Imaging studies are not routinely necessary in typical cases of LUTS attributed to BPH. Radiographic assessment of the bladder and upper urinary tract is not recommended unless an elevated creatinine level, hematuria, or another specific indication is present. If necessary, transabdominal ultrasonography can be used to exclude hydronephrosis and assess the postvoid residual volume. Similarly, cystourethroscopy should be performed only when specifically indicated (e.g., prior genitourinary instrumentation, hematuria). More sophisticated urodynamic studies (cystometrics and pressure-flow studies) are best reserved for patients with conflicting results on simple tests (e.g., bothersome symptoms but a normal flow rate), neurologic disease, or prior unsuccessful prostatectomy.
Assessing Significance of Symptoms
It is essential that the physician assess the impact of symptoms on the patient’s quality of life because the individual patient may be willing to accept a given level of symptomatology and a small risk for future BPH complications to avoid medications or surgery.

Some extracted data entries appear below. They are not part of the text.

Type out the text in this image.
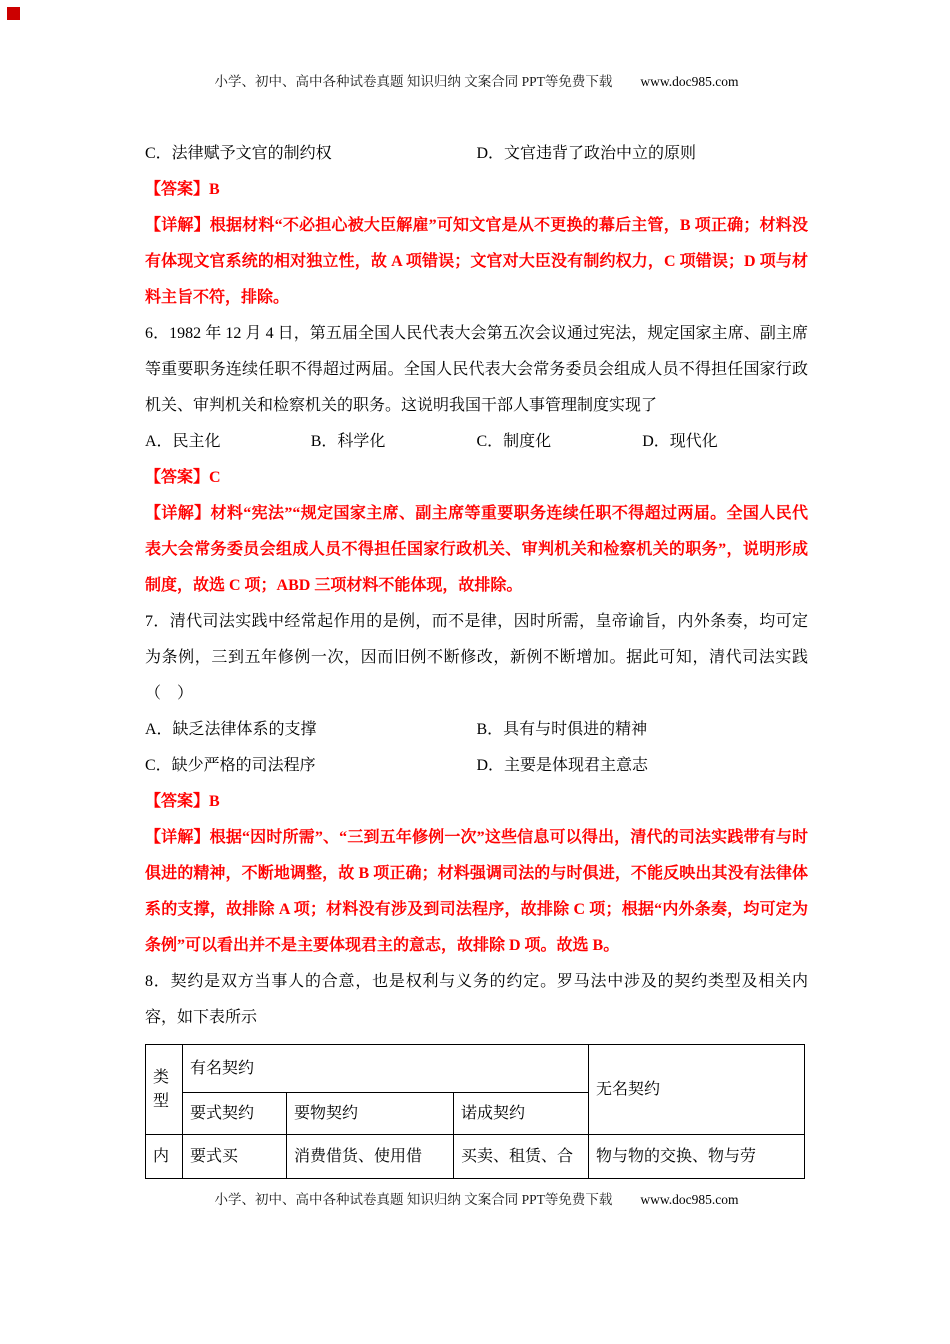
小学、初中、高中各种试卷真题 知识归纳 文案合同 PPT等免费下载 www.doc985.com
C．法律赋予文官的制约权	D．文官违背了政治中立的原则

【答案】B

【详解】根据材料“不必担心被大臣解雇”可知文官是从不更换的幕后主管，B 项正确；材料没有体现文官系统的相对独立性，故 A 项错误；文官对大臣没有制约权力，C 项错误；D 项与材料主旨不符，排除。

6．1982 年 12 月 4 日，第五届全国人民代表大会第五次会议通过宪法，规定国家主席、副主席等重要职务连续任职不得超过两届。全国人民代表大会常务委员会组成人员不得担任国家行政机关、审判机关和检察机关的职务。这说明我国干部人事管理制度实现了

A．民主化	B．科学化	C．制度化	D．现代化

【答案】C

【详解】材料“宪法”“规定国家主席、副主席等重要职务连续任职不得超过两届。全国人民代表大会常务委员会组成人员不得担任国家行政机关、审判机关和检察机关的职务”，说明形成制度，故选 C 项；ABD 三项材料不能体现，故排除。

7．清代司法实践中经常起作用的是例，而不是律，因时所需，皇帝谕旨，内外条奏，均可定为条例，三到五年修例一次，因而旧例不断修改，新例不断增加。据此可知，清代司法实践（　）

A．缺乏法律体系的支撑	B．具有与时俱进的精神
C．缺少严格的司法程序	D．主要是体现君主意志

【答案】B

【详解】根据“因时所需”、“三到五年修例一次”这些信息可以得出，清代的司法实践带有与时俱进的精神，不断地调整，故 B 项正确；材料强调司法的与时俱进，不能反映出其没有法律体系的支撑，故排除 A 项；材料没有涉及到司法程序，故排除 C 项；根据“内外条奏，均可定为条例”可以看出并不是主要体现君主的意志，故排除 D 项。故选 B。

8．契约是双方当事人的合意，也是权利与义务的约定。罗马法中涉及的契约类型及相关内容，如下表所示

类型	有名契约			无名契约
	要式契约	要物契约	诺成契约	
内	要式买	消费借货、使用借	买卖、租赁、合	物与物的交换、物与劳
小学、初中、高中各种试卷真题 知识归纳 文案合同 PPT等免费下载 www.doc985.com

Checking for Prostate Cancer
When the digital rectal examination findings are not suggestive of prostate cancer, a test for serum prostate-specific antigen (PSA) can be considered for men with LUTS attributable to BPH. In the recent Prostate Cancer Prevention Trial, the sensitivity of PSA for histologic prostate cancer at the traditional cut point of 4.0 ng/mL was only about 25%, and it was about 40% for moreconcerning cancers of Gleason grade 7 or higher. Specificity was 90% or higher in this study of unselected older men but is lower among men with symptoms due to BPH because benign prostatic enlargement itself can raise serum PSA. Moreover, the prior probability of subclinical prostate cancer does not seem to be appreciably elevated in the presence of LUTS. Even advocates of PSA screening do not advise the test for men with less than a 10-year life expectancy (ages 75 years and older for men with average comorbidity), given its dubious effect on mortality among these men. European guidelines for the diagnostic evaluation of men with LUTS, recently endorsed by an AUA guideline, suggest discussing a PSA test for men being evaluated for LUTS if life expectancy is greater than 10 years and a diagnosis of prostate cancer would modify the patient’s management. Men with LUTS should understand that they run a risk of harboring coincidental prostate cancer and that further tests are available if the patient and his physician wish to screen for prostate cancer (see Chapter 126 for further discussion about prostate cancer screening).
Predicting Prognosis
PSA level, in the absence of a larger cancer, also provides a rough estimate of prostate size. The following PSA cut points have about 70% sensitivity and specificity for a prostate size greater than 40 mL: greater than 1.6 ng/mL for age 50 to 59 years, greater than 2.0 ng/mL for age 60 to 69 years, and greater than 2.3 ng/mL for men age 70 to 79 years. Men with larger prostates and higher baseline PSA levels (particularly >3.2 ng/mL) have a higher probability of symptom progression over time, as well as higher risks of acute urinary retention and progression to prostatectomy.